□曹 勇
二十世纪六七十年代,我还不知道“零食”一词,东北乡下的孩童,只惦记“嚼咕”。呼呼的大南风中,仍有料峭的春寒,孩童盼望着四五月间萌生的毛芽尖——春天的脚步和春天的味道就在那软软的芽尖里藏着呢。毛芽,长在向阳干爽处,高高的个头,叶子修长,有小锯齿。但拨出顶部白颜色像针一样的东西,把针的外壳剥下来,尝尝,有趣又美味,甜甜的,软糯中还稍有嚼头……这又白又嫩的毛芽尖散发着清新的香味,顶饿,好吃。
粗楞的一大把毛芽尖,就是春天里最大的收获,也是那个季节里最美的念想。
溽暑里,在自家园田的边角处,在河岸沟渠旁,只要是向阳又湿润的地方,都有天天蓬勃恣肆地生长。
天天秧,被柔毛包裹,叶稠密,秧枝粗壮。天天,比黄豆稍大的酱紫色果实,黑紫色的果皮,泛着光亮,薄薄的外衣里有很多籽,细密而稍有韧实。这个小东西,成串低垂生长,莹亮而饱满,一嘟噜一嘟噜,如珍珠样。摘一颗,多汁,满籽,软糯……酸甜解渴,醇香可口,像水果,更像饮料,是从视觉、口腔到心田的美艳。
夏天,生长的季节。拽个暗紫色的茄包,掐根翠绿色的黄瓜,摘枚艳红色的西红柿……这都是我们儿时的零食。

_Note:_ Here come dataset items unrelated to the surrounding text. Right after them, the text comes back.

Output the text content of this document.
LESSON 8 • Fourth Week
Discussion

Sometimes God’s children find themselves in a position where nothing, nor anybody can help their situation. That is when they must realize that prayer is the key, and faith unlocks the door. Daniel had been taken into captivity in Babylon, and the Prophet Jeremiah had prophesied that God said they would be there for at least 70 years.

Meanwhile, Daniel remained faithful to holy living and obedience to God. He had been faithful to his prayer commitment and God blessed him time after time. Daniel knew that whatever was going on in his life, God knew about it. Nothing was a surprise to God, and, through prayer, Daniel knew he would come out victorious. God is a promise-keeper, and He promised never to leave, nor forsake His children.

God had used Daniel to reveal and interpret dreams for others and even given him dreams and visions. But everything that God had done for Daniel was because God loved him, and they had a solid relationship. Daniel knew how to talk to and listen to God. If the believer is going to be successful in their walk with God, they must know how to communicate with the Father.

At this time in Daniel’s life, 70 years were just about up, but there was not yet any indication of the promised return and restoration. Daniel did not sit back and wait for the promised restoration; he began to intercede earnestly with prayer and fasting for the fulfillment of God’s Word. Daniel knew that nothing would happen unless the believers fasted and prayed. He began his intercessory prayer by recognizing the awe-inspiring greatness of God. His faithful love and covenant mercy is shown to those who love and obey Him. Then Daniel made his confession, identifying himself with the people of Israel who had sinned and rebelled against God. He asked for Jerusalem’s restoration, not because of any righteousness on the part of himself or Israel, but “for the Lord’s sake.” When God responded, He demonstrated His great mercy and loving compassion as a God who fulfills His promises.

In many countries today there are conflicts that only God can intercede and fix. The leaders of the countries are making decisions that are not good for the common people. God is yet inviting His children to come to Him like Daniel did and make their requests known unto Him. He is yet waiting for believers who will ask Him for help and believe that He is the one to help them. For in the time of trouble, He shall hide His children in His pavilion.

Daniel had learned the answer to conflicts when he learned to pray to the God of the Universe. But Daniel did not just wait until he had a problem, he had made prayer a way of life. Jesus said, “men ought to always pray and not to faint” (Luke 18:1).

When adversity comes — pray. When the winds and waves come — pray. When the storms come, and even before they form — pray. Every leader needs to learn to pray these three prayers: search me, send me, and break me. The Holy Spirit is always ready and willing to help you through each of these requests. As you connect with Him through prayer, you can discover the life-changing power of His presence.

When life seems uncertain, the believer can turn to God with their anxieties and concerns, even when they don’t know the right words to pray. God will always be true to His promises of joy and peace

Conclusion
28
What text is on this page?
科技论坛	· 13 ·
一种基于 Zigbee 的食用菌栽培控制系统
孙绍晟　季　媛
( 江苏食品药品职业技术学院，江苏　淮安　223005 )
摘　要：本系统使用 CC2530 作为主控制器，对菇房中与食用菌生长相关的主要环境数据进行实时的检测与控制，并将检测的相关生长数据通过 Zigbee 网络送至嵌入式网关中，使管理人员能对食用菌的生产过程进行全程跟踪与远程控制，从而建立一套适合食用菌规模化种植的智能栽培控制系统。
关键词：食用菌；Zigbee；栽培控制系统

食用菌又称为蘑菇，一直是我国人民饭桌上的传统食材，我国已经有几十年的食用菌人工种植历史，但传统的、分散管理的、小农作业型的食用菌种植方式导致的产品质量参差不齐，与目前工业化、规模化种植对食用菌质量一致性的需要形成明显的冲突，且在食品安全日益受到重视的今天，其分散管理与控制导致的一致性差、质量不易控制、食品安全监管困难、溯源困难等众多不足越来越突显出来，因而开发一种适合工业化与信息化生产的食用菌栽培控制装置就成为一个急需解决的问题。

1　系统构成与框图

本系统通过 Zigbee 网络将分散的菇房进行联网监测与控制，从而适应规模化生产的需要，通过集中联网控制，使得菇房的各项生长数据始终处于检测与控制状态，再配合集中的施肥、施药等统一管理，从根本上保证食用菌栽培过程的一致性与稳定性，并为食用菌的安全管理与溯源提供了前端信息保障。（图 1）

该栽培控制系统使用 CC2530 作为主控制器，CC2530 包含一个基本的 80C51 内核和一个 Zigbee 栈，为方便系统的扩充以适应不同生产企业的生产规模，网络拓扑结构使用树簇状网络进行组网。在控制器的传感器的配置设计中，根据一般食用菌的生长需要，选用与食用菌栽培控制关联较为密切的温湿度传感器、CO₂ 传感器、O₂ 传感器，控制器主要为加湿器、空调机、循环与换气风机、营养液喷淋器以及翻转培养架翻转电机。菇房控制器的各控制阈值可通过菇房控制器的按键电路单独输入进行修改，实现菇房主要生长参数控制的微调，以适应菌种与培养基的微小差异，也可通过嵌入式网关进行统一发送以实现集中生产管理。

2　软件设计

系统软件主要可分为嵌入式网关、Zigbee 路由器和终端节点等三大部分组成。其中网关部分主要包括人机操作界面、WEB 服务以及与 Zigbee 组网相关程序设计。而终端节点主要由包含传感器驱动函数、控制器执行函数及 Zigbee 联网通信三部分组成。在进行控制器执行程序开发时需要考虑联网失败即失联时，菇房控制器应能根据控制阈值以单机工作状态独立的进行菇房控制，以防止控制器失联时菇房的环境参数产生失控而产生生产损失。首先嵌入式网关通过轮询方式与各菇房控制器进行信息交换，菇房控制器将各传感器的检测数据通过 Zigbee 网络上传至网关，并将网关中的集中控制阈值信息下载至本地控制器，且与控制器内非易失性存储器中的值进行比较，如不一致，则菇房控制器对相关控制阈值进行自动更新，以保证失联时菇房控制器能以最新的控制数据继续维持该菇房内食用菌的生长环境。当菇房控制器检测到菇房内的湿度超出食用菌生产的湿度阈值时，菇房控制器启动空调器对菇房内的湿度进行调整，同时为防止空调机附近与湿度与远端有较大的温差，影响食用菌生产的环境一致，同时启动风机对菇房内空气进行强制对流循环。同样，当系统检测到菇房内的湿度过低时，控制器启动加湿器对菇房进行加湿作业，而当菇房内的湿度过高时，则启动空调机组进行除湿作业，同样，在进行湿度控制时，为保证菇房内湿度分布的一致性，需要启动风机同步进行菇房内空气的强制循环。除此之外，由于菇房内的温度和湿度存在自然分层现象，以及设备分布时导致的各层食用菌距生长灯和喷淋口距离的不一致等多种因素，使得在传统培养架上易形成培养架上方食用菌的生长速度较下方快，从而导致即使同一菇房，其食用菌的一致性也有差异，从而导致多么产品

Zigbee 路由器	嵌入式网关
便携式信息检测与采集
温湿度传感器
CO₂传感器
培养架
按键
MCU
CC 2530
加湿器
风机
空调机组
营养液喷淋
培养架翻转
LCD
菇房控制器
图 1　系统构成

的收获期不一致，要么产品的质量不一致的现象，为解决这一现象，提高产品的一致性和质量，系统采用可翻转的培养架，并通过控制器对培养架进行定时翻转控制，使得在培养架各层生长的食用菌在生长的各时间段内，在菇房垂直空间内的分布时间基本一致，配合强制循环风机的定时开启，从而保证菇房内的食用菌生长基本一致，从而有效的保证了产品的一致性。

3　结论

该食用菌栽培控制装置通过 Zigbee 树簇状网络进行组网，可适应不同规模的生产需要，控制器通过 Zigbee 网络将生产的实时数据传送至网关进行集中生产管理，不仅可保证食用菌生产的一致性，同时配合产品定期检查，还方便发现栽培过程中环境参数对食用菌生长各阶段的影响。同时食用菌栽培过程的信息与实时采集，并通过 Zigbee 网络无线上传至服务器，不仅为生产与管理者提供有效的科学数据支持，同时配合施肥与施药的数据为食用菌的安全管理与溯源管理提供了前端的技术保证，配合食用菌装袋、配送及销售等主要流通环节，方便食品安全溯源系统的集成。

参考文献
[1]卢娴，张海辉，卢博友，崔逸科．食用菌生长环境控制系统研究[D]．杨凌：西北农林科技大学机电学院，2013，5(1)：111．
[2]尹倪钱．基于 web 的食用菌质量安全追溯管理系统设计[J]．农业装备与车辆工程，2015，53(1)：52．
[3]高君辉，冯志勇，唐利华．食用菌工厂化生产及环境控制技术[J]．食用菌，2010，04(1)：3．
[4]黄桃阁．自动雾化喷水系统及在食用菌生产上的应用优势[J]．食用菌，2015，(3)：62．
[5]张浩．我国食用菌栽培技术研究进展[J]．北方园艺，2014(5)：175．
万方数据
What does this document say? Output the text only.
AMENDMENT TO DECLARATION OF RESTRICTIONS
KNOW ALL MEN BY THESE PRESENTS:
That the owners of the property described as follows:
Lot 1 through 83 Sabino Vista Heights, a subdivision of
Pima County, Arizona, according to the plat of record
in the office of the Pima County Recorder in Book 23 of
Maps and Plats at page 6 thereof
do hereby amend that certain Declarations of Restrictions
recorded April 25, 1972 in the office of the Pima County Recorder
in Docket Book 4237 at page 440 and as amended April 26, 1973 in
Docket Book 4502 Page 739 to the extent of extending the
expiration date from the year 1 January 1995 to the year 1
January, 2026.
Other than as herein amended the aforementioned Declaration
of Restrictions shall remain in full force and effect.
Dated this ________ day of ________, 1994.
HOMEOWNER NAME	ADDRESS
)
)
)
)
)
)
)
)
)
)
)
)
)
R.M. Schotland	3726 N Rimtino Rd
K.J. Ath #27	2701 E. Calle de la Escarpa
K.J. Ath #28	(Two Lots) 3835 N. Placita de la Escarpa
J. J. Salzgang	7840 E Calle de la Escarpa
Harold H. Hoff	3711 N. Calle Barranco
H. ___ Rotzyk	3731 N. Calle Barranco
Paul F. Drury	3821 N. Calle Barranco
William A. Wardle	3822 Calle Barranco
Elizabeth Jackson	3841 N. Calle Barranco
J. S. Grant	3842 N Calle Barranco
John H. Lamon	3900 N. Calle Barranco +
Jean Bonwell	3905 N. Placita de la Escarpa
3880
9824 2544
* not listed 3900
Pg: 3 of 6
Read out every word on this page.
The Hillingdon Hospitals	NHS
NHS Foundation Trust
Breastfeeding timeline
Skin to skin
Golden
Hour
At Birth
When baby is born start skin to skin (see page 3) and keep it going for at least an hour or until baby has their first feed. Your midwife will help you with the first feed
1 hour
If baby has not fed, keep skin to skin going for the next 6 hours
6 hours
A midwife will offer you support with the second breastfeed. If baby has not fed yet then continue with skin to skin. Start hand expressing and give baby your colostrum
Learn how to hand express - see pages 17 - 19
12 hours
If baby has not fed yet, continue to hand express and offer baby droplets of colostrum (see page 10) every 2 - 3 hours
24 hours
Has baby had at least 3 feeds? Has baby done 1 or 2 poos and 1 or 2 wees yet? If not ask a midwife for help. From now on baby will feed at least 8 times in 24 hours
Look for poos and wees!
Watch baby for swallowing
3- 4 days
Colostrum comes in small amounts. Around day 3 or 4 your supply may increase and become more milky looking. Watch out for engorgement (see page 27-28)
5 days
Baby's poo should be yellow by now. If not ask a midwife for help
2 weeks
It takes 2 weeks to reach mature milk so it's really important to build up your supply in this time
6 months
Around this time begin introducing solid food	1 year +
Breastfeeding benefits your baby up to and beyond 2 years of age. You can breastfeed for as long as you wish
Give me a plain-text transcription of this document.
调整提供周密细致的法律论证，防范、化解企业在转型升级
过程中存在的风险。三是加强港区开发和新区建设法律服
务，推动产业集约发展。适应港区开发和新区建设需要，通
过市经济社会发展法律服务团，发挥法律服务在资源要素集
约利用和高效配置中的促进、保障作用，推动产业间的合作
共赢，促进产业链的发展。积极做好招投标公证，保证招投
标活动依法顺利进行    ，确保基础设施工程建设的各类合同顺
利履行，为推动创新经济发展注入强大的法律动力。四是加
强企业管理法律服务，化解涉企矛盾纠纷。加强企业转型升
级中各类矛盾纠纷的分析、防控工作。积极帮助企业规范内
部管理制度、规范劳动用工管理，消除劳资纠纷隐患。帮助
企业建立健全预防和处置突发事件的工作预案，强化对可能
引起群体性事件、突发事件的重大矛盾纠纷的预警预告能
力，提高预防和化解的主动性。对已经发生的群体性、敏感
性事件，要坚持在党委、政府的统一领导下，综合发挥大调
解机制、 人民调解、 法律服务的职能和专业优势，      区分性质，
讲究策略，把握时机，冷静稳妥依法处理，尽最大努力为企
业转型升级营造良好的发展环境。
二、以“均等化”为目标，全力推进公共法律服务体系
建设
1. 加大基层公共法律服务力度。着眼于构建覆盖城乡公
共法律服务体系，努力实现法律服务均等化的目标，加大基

秋风一起,万物成熟。秋天如装满零食的口袋,令我们辘辘的饥肠沉甸甸的饱满……
菇茑,蓬勃枝茎上结着灰色包裹里的酸甜浆果,圆圆的,有指甲大小。咬一颗,酸甜中有韧实的汁籽。那绿的,用细篾把里面籽瓤小心翼翼地抠出来,然后放在舌尖上吹,似口哨发出低沉的声响。熟透的,呈金黄色,更加酸甜可口,既是零食,又是乐器了。
甜秆,高挑青绿令人垂涎。砍几截,放书包里,得空用嘴撕皮,咬一口,汁水满喉,甜甜地浸润心头。嚼了甜秆,小伙伴们比谁将青白色渣沫吐得远,哄笑声中早把劈甜秆时不留神将手、嘴划破的疼痛,忘到脑后了……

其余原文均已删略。